A recent study by NELP’s Irene Tung and Yannet Lathrop finds evidence that Amazon warehouse workers not only earn less than other warehouse employees, but they also earn substantially below the overall average earnings for all jobs in the counties where Amazon operates. Because Black women make up the largest group of front-line workers at the company, they are most likely to face the negative impact of Amazon’s business model. From Minnesota to California’s Inland Empire, Amazon warehouse workers are organizing for better standards, helping to build a good jobs economy.
The warehousing and storage industry employed 1.8 million workers in January, an increase of 5.5% from the prior month. The month’s largest job gains were in the professional and business services industry, which added 74,000 jobs. Employment in health care, retail trade, manufacturing, and government also added jobs, while 5,000 workers in the mining, quarrying, and oil and gas extraction industries lost jobs.
The unemployment rate was 5.0% for Latinx workers in January. Asian workers’ unemployment rate was 2.9%.
Even when economic growth is robust, millions of workers lose their jobs and need unemployment insurance. The loss of a job can be devastating to workers and their families no matter what the larger economic situation is. This is particularly the case for Black workers and other workers of color, who are less likely to have sufficient personal wealth or savings to cushion the blow of unemployment as a result of systematic exclusion from wealth-building opportunities over generations. In January, 6.1 million workers were unemployed, largely unchanged from 6.3 million in December.
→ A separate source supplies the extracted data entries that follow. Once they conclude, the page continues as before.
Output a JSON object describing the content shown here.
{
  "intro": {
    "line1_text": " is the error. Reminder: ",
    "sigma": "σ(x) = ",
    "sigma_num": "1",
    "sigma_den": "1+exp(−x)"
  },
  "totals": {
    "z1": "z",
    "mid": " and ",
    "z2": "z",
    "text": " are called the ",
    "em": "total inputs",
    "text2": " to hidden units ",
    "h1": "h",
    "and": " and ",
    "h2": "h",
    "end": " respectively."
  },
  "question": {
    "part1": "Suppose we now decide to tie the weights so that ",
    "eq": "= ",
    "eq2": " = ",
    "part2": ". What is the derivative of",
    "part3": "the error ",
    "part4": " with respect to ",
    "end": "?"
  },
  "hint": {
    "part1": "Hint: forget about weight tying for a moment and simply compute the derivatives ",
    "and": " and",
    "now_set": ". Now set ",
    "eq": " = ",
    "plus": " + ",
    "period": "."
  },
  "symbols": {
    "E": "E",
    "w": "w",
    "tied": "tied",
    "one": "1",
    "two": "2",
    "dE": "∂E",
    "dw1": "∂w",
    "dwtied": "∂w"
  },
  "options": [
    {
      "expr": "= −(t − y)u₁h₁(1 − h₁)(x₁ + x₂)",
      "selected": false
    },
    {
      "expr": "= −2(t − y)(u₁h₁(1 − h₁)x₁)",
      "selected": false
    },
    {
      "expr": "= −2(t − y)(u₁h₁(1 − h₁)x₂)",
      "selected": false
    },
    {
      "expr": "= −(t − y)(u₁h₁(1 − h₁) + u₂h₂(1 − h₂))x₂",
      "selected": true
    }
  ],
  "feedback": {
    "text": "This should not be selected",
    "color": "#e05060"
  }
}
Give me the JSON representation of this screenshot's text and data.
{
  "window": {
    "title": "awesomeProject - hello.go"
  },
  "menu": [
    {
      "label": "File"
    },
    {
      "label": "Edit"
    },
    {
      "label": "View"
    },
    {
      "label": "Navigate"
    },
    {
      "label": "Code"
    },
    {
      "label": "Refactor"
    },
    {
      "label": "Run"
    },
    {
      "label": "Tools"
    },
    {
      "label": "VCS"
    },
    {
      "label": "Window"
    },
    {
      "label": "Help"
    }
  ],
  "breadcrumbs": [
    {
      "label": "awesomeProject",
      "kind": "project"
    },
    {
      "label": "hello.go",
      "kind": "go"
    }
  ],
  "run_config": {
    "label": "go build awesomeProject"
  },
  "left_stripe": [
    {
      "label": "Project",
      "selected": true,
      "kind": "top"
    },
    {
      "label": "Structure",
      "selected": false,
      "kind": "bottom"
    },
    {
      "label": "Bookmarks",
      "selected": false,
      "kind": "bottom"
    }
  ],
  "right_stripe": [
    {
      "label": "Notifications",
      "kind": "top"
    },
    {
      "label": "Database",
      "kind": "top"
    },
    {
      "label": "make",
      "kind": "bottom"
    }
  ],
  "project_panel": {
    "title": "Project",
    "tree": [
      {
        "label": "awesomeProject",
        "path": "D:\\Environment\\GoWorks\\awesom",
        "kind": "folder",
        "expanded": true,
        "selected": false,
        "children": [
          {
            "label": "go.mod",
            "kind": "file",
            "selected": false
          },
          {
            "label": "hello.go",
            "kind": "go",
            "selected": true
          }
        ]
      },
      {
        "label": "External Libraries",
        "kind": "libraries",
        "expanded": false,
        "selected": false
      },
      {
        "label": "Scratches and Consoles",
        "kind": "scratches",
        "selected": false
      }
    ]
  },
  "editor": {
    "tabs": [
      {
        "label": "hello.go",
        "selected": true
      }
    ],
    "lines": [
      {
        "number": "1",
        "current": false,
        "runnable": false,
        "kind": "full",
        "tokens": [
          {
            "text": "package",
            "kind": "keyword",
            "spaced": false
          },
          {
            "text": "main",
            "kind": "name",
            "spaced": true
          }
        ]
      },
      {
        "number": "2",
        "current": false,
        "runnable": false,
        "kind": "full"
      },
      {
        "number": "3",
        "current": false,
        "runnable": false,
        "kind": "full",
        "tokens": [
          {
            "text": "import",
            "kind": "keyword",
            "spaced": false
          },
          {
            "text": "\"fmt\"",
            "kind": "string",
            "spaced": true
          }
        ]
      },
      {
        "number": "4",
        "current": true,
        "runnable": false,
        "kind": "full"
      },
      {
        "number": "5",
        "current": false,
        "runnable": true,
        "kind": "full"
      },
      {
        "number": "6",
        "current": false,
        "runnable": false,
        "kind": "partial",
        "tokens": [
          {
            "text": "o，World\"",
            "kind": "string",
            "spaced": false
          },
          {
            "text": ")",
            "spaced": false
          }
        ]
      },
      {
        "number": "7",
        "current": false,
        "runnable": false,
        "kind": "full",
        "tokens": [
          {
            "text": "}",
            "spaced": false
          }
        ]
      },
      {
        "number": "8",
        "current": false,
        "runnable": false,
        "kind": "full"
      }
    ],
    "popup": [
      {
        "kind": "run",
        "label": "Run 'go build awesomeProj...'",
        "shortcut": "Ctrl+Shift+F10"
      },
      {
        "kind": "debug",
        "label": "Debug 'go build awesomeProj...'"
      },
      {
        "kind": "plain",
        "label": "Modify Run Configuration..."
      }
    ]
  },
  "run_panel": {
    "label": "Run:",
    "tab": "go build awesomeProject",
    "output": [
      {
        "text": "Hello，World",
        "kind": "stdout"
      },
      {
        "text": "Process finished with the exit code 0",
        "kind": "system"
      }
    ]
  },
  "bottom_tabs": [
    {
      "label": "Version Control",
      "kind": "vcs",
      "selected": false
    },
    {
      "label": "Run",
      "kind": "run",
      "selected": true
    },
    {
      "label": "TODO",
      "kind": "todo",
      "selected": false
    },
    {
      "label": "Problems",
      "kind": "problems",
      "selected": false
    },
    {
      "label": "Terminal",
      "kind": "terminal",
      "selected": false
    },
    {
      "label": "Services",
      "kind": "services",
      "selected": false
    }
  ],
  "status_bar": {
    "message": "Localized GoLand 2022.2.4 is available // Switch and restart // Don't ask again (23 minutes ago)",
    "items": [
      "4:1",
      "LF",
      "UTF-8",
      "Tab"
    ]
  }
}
Unemployment insurance should act as a bridge so that anyone who is out of work can sustain themselves as they seek a new job. The Unemployment Insurance Modernization and Recession Readiness Act, introduced by Senators Ron Wyden (D-OR) and Michael Bennet (D-CO) and Representative Don Beyer (D-VA), would strengthen this critical piece of social infrastructure by mandating that states offer at least 26 weeks of unemployment benefits, raising benefit amounts to replace a greater share of workers’ prior earnings, and increasing coverage for part-time workers, temp workers, and workers whose earnings fluctuate over time. The bill also establishes a new, federally funded Jobseekers Allowance to support jobless workers who would not otherwise be covered by unemployment insurance and modernizes the Extended Benefits program that makes additional weeks of unemployment benefits available in times of high unemployment.